A FINAL FLEX BY MELANIA: Trump’s loss marked the beginning of the end for Zampolli’s stay in Washington. However, that wasn’t immediately apparent. In December, in one of her final acts as first lady, Melania persuaded her husband to appoint Zampolli to the prestigious Kennedy Center board.

Zampolli had big plans for the venerable institution, such as franchising it, setting up a PICASSO exhibit and using the rooftop for sports-related events. But so far, none of those things have happened. Instead, he carried on the way he lived in Manhattan, holding court five days per week at a standing table at Cafe Milano and hosting after-parties at his mansion.

During Trump’s final days in office, Zampolli had some influential outgoing White House staffers and close confidantes of Trump at his home for events. But shortly before a party to celebrate JOE BIDEN’s inauguration, he removed most of his Trump portraits on the advice of a friend. The party was lackluster, with not a single influential guest from the Biden administration in attendance, according to two attendees.

He was “sort of a man without a country after Trump lost,” said a regular at his parties.

Zampolli did host a “We are the Oceans” event at the Kennedy Center in June that was attended by Sen. SHELDON WHITEHOUSE (D-R.I.), KATHLEEN KENNEDY, BROCK PIERCE, Organization of American States Secretary-General LUIS ALMAGRO and Portuguese Ambassador DOMINIGO TEIXEIRA DE ABREU FEZAS VITAL, among others.

MOVING OUT: But just a month later, Zampolli was packing up his house and heading back to New York. The move came after he ended a relationship in D.C. that threatened to ruin his family still living in New York. Zampolli is not married but has a partner of 17 years and a son.

In a series of text messages sent in July to a dozen lobbyists, business owners and other power players in D.C., he forwarded a screengrab of exchanges between himself and a woman, in which he described his sexual encounters with her in graphic detail. Zampolli went so far as to describe her as a “working girl” — a claim for which he offered no factual support and which several sources said was false. Zampolli himself now says he did not pay the woman for sex.

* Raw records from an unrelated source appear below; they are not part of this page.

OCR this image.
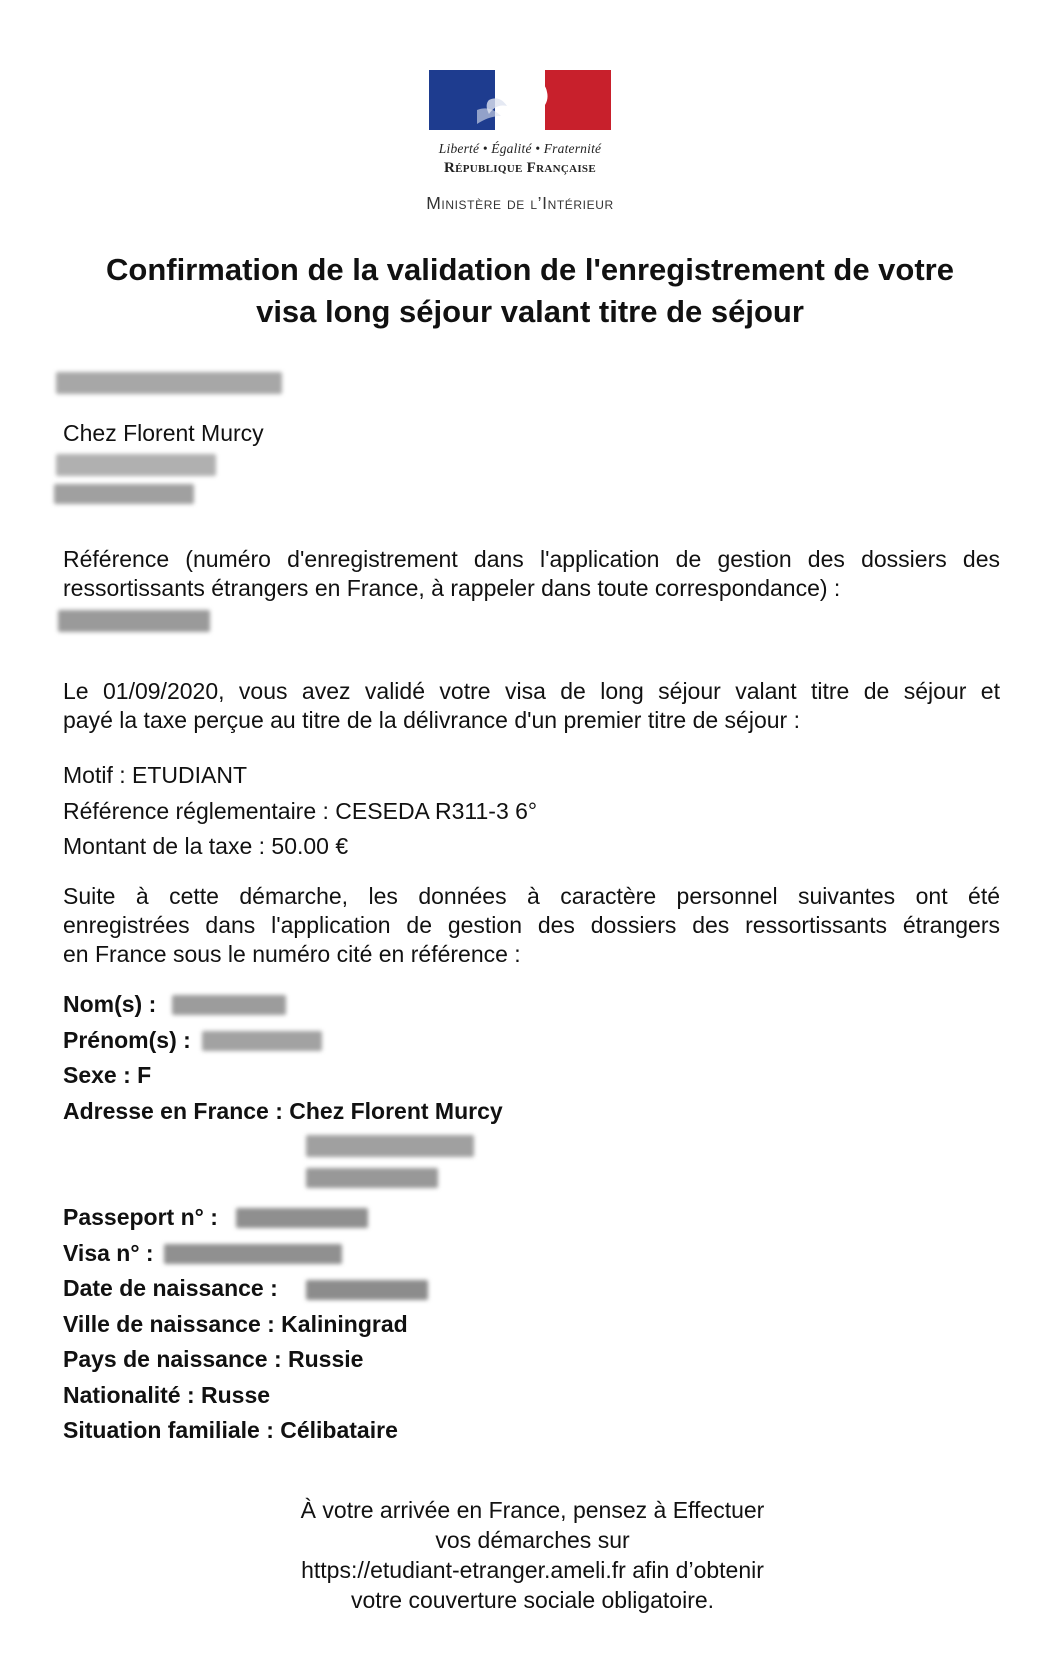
Liberté • Égalité • Fraternité
République Française
Ministère de l’Intérieur
Confirmation de la validation de l'enregistrement de votre
visa long séjour valant titre de séjour

Chez Florent Murcy

Référence (numéro d'enregistrement dans l'application de gestion des dossiers des
ressortissants étrangers en France, à rappeler dans toute correspondance) :
Le 01/09/2020, vous avez validé votre visa de long séjour valant titre de séjour et
payé la taxe perçue au titre de la délivrance d'un premier titre de séjour :

Motif : ETUDIANT

Référence réglementaire : CESEDA R311-3 6°

Montant de la taxe : 50.00 €

Suite à cette démarche, les données à caractère personnel suivantes ont été
enregistrées dans l'application de gestion des dossiers des ressortissants étrangers
en France sous le numéro cité en référence :

Nom(s) :

Prénom(s) :

Sexe : F

Adresse en France : Chez Florent Murcy

Passeport n° :

Visa n° :

Date de naissance :

Ville de naissance : Kaliningrad

Pays de naissance : Russie

Nationalité : Russe

Situation familiale : Célibataire

À votre arrivée en France, pensez à Effectuer
vos démarches sur
https://etudiant-etranger.ameli.fr afin d’obtenir
votre couverture sociale obligatoire.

“Please stay away from my family, you are a pro, all [sic] city knows you are a working girl, since day one you said I had to pay you,” Zampolli said in one message to the woman.

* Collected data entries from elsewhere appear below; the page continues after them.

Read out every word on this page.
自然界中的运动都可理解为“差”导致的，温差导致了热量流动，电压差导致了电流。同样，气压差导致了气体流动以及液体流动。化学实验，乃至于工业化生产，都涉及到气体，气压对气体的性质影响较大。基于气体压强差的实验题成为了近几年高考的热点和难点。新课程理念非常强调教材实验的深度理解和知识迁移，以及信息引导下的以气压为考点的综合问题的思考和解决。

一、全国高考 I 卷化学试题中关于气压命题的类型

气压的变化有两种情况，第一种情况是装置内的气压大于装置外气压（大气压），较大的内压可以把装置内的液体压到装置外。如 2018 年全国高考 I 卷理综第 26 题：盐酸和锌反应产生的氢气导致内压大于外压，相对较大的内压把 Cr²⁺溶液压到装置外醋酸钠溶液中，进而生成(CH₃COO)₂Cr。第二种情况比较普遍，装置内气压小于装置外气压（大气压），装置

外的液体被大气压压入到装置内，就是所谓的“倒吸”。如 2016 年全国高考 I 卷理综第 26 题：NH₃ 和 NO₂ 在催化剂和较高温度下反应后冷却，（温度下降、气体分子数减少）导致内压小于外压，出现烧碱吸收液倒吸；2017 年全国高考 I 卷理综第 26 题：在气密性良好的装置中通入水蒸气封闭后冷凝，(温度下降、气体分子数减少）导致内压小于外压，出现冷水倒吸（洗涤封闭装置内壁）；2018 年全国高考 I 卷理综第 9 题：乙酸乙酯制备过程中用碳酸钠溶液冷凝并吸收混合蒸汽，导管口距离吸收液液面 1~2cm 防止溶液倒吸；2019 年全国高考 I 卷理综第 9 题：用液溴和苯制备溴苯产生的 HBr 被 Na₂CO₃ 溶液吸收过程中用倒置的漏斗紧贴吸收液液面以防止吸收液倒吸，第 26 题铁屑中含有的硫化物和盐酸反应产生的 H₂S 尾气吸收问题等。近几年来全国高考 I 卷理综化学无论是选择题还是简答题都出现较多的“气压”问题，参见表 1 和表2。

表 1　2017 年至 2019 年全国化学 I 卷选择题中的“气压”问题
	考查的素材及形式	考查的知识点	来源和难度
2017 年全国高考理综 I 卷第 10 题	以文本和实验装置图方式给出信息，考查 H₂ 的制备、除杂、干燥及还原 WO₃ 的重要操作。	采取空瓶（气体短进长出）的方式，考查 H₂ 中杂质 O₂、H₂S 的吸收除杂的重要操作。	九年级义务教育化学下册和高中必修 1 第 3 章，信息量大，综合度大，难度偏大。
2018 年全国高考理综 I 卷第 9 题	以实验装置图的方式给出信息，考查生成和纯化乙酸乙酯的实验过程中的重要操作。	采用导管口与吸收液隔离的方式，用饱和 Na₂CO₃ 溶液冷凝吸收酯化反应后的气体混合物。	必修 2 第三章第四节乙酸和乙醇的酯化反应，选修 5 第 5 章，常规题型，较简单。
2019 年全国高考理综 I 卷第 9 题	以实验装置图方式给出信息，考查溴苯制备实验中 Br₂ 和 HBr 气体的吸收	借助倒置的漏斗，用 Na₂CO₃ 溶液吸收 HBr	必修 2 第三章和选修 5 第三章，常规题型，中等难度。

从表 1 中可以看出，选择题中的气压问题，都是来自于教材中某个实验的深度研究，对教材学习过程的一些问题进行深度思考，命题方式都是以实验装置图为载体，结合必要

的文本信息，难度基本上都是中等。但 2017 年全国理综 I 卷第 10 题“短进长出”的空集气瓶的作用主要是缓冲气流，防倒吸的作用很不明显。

The texts were shared with Playbook by multiple recipients.

The woman, whom we are not naming, said in a statement to Playbook: “Any accusations about me being a ‘working girl’ or that I trade ‘sex for money’ are entirely false. In no way, shape or form, did I partake in any exchange of sex for money with Paolo Zampolli. We had a brief consensual relationship, but I learned he was dishonest about the nature of his relationship with the mother of his son and no longer wanted to be involved or associated with him. He proceeded to verbally threaten me by saying false things about my character. I blocked him from all form of communications.”

Zampolli, for his part, told us he “truly felt blackmailed, and that she was somebody who wanted to hurt my family.” He said he was warning his friends about the woman in case she tried to do the same to them.

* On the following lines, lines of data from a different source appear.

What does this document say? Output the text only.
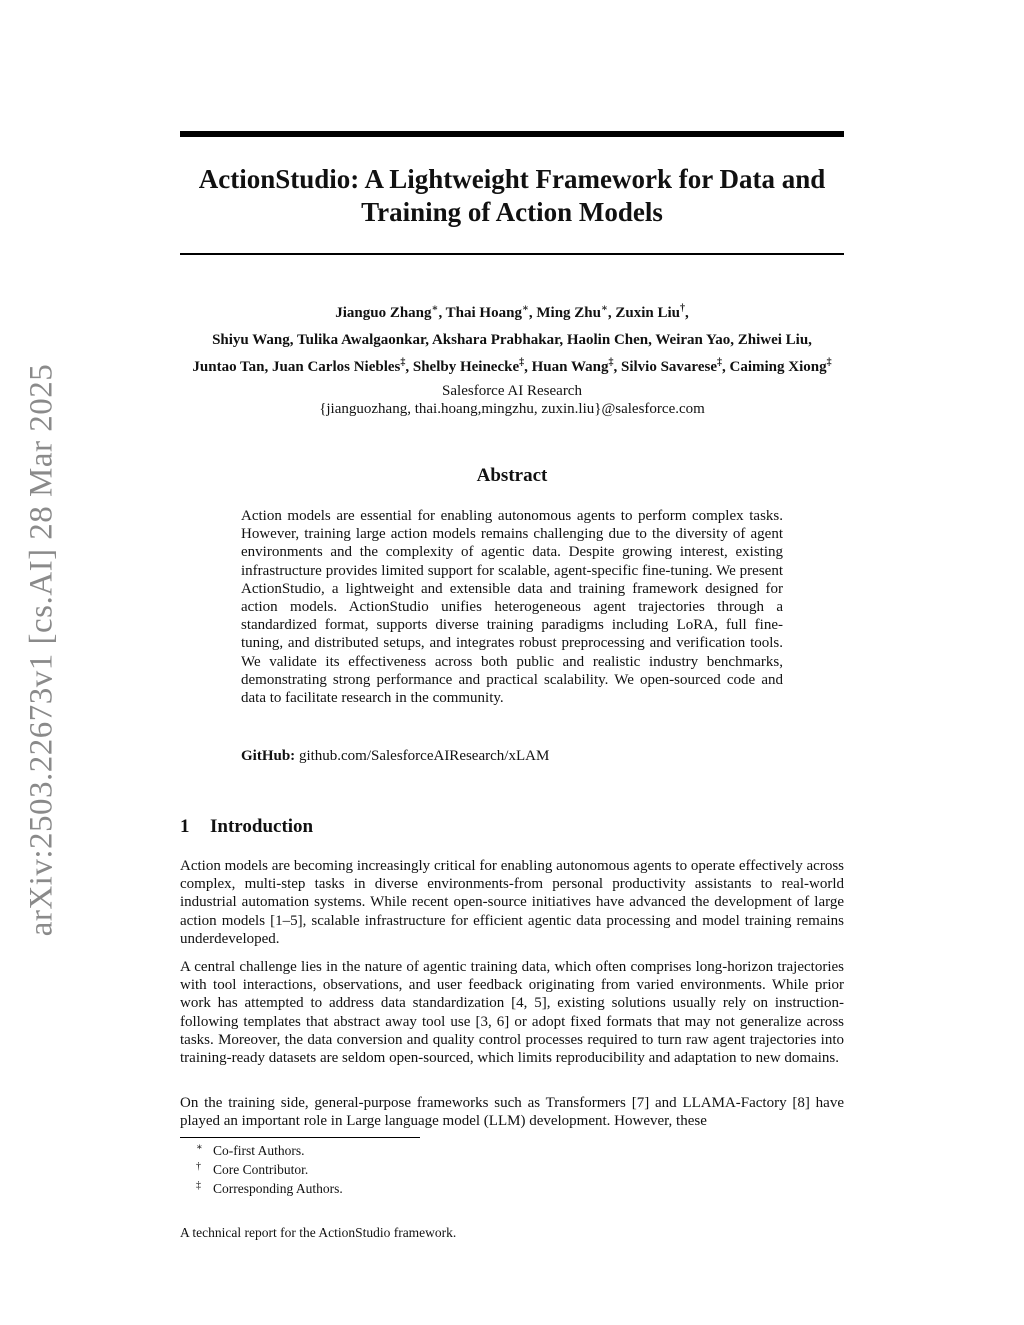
arXiv:2503.22673v1 [cs.AI] 28 Mar 2025
ActionStudio: A Lightweight Framework for Data and Training of Action Models
Jianguo Zhang∗, Thai Hoang∗, Ming Zhu∗, Zuxin Liu†,
Shiyu Wang, Tulika Awalgaonkar, Akshara Prabhakar, Haolin Chen, Weiran Yao, Zhiwei Liu,
Juntao Tan, Juan Carlos Niebles‡, Shelby Heinecke‡, Huan Wang‡, Silvio Savarese‡, Caiming Xiong‡
Salesforce AI Research
{jianguozhang, thai.hoang,mingzhu, zuxin.liu}@salesforce.com
Abstract

Action models are essential for enabling autonomous agents to perform complex tasks. However, training large action models remains challenging due to the diversity of agent environments and the complexity of agentic data. Despite growing interest, existing infrastructure provides limited support for scalable, agent-specific fine-tuning. We present ActionStudio, a lightweight and extensible data and training framework designed for action models. ActionStudio unifies heterogeneous agent trajectories through a standardized format, supports diverse training paradigms including LoRA, full fine-tuning, and distributed setups, and integrates robust preprocessing and verification tools. We validate its effectiveness across both public and realistic industry benchmarks, demonstrating strong performance and practical scalability. We open-sourced code and data to facilitate research in the community.

GitHub: github.com/SalesforceAIResearch/xLAM
1 Introduction

Action models are becoming increasingly critical for enabling autonomous agents to operate effectively across complex, multi-step tasks in diverse environments-from personal productivity assistants to real-world industrial automation systems. While recent open-source initiatives have advanced the development of large action models [1–5], scalable infrastructure for efficient agentic data processing and model training remains underdeveloped.

A central challenge lies in the nature of agentic training data, which often comprises long-horizon trajectories with tool interactions, observations, and user feedback originating from varied environments. While prior work has attempted to address data standardization [4, 5], existing solutions usually rely on instruction-following templates that abstract away tool use [3, 6] or adopt fixed formats that may not generalize across tasks. Moreover, the data conversion and quality control processes required to turn raw agent trajectories into training-ready datasets are seldom open-sourced, which limits reproducibility and adaptation to new domains.

On the training side, general-purpose frameworks such as Transformers [7] and LLAMA-Factory [8] have played an important role in Large language model (LLM) development. However, these

∗ Co-first Authors.
† Core Contributor.
‡ Corresponding Authors.
A technical report for the ActionStudio framework.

‘THIS IS NOT NEW YORK’: His texts were met with silence by the recipients. Now, his former friends say they’re relieved that Zampolli — who remains one of the few Trump appointees to a board who has not been asked to step down — left town.

“He was the continuation of Trump’s Sodom and Gomorrah,” said one of Zampolli’s friends who was on the text chain. “I told Paolo many times to cool off, this is not New York.”

Zampolli told Playbook he left D.C. because his lease expired, and there were fewer people to meet in the city since they left town for their summer breaks.

“I did not run away from this girl,” he said.

He had one last word: “Why did you get this tip three months later? Because there’s no more free food and free booze. They have nothing to do.”